Laleh Khalili setzt sich kritisch mit Helen Thompsons Buch "Disorder: Hard Times in the 21st Century" auseinander, das ihr zu stark auf die Politik der Großmächte abgestellt zu sein scheint: "Geopolitik ist nie losgelöst von politischen Kämpfen, und die treibende Kraft der Welt befindet sich nicht irgendwo mitten im Atlantik, auch wenn viel bösartige Macht von Europa und Nordamerika ausgeht.

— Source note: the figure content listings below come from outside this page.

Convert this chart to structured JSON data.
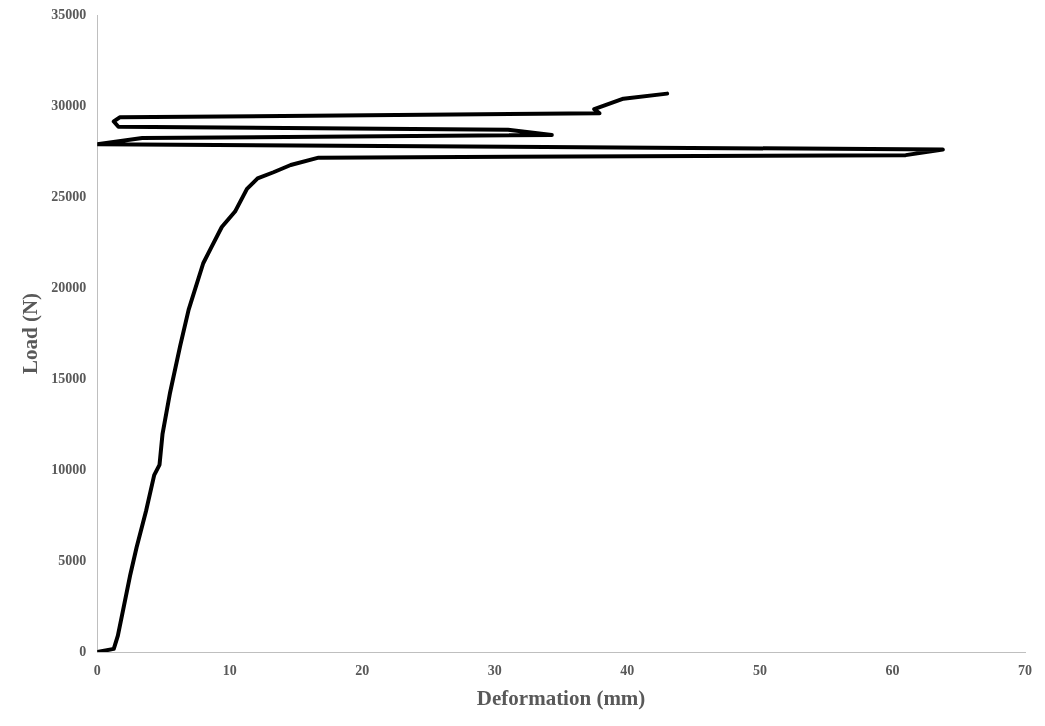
{
  "chart_data": {
    "type": "line",
    "xlabel": "Deformation (mm)",
    "ylabel": "Load (N)",
    "series": [
      {
        "color": "#000000",
        "x": [
          0,
          1.25,
          1.56,
          1.96,
          2.5,
          2.97,
          3.68,
          4.3,
          4.7,
          4.93,
          5.5,
          6.26,
          6.9,
          8.0,
          8.6,
          9.4,
          10.4,
          11.3,
          12.1,
          13.3,
          14.6,
          16.7,
          61,
          63.8,
          0,
          3.4,
          34.3,
          31,
          1.6,
          1.25,
          1.7,
          37.9,
          37.5,
          39.7,
          43.0
        ],
        "values": [
          0,
          170,
          900,
          2330,
          4260,
          5740,
          7730,
          9720,
          10280,
          11990,
          14260,
          16820,
          18810,
          21360,
          22220,
          23350,
          24200,
          25450,
          26020,
          26360,
          26760,
          27160,
          27300,
          27610,
          27900,
          28240,
          28410,
          28690,
          28860,
          29150,
          29380,
          29600,
          29830,
          30400,
          30680
        ]
      }
    ],
    "xlim": [
      0,
      70
    ],
    "xticks": [
      0,
      10,
      20,
      30,
      40,
      50,
      60,
      70
    ],
    "ylim": [
      0,
      35000
    ],
    "yticks": [
      0,
      5000,
      10000,
      15000,
      20000,
      25000,
      30000,
      35000
    ],
    "grid": false,
    "legend": false,
    "marker": "none",
    "line_style": "solid"
  }
}
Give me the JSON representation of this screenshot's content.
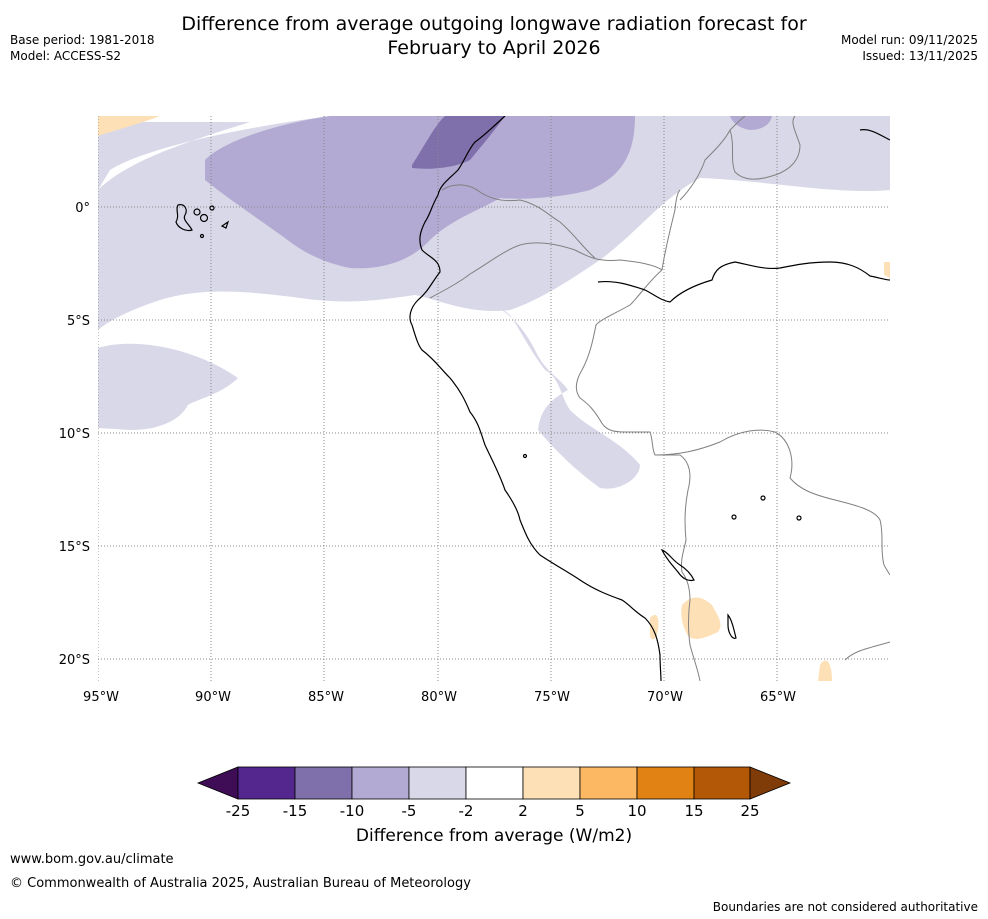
{
  "title_line1": "Difference from average outgoing longwave radiation forecast for",
  "title_line2": "February to April 2026",
  "base_period": "Base period: 1981-2018",
  "model": "Model: ACCESS-S2",
  "model_run": "Model run: 09/11/2025",
  "issued": "Issued: 13/11/2025",
  "lat_labels": [
    "0°",
    "5°S",
    "10°S",
    "15°S",
    "20°S"
  ],
  "lon_labels": [
    "95°W",
    "90°W",
    "85°W",
    "80°W",
    "75°W",
    "70°W",
    "65°W"
  ],
  "colorbar": {
    "ticks": [
      "-25",
      "-15",
      "-10",
      "-5",
      "-2",
      "2",
      "5",
      "10",
      "15",
      "25"
    ],
    "colors": [
      "#3f0d55",
      "#54278f",
      "#7f6fab",
      "#b2aad2",
      "#d9d8e9",
      "#ffffff",
      "#fee0b6",
      "#fdb863",
      "#e08214",
      "#b35806",
      "#7f3b08"
    ],
    "title": "Difference from average (W/m2)"
  },
  "footer": {
    "url": "www.bom.gov.au/climate",
    "copyright": "© Commonwealth of Australia 2025, Australian Bureau of Meteorology",
    "disclaimer": "Boundaries are not considered authoritative"
  }
}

Öl, Geld und Demokratie haben nicht immer mit dem Kalkül einiger weniger mächtiger Regierungen zu tun. Ölkonzerne spielen eine Rolle, staatliche Unternehmen ebenso wie BP, Chevron, Exxon und Shell sowie die unabhängigen Unternehmen, die im Schiefergestein arbeiten und von privaten Beteiligungsgesellschaften finanziert werden. Das Gleiche gilt für weit entfernte Finanziers, die den Preis von Öl und anderen Rohstoffen von unscheinbaren Vorstadtbüros aus manipulieren, die Ozeane entfernt sind. Die Zehntausenden von Arbeitnehmern und Aktivisten, die für das gekämpft haben, was Tim Mitchell als 'Kohlenstoffdemokratie' bezeichnet hat, sind wichtig. Diplomaten und Minister, die Öl verstaatlichen, für Souveränität kämpfen und koloniale Verpflichtungen vor manipulierten Handelsgerichten bekämpfen, sind wichtig. Revolutionäre und streikende Ölarbeiter im Nahen Osten und darüber hinaus sind wichtig. Die Gewerkschafter, die in gefährlichen petrochemischen Anlagen an der US-Golfküste arbeiten, sind wichtig. Und auch die indigenen Gemeinschaften, die gegen Pipelines protestieren, die ihre souveränen Gebiete durchschneiden, sind wichtig. Sie sind für die Argumentation wichtig, und zwar nicht nur wegen einer moralischen Abwägung in Bezug auf Arbeit, Kolonialismus und Entkolonialisierung, Volksmobilisierung oder Umweltschutz - obwohl auch das wichtig ist - sondern weil diese Kräfte den Lauf der Geschichte auf millionenfache Weise verändert haben."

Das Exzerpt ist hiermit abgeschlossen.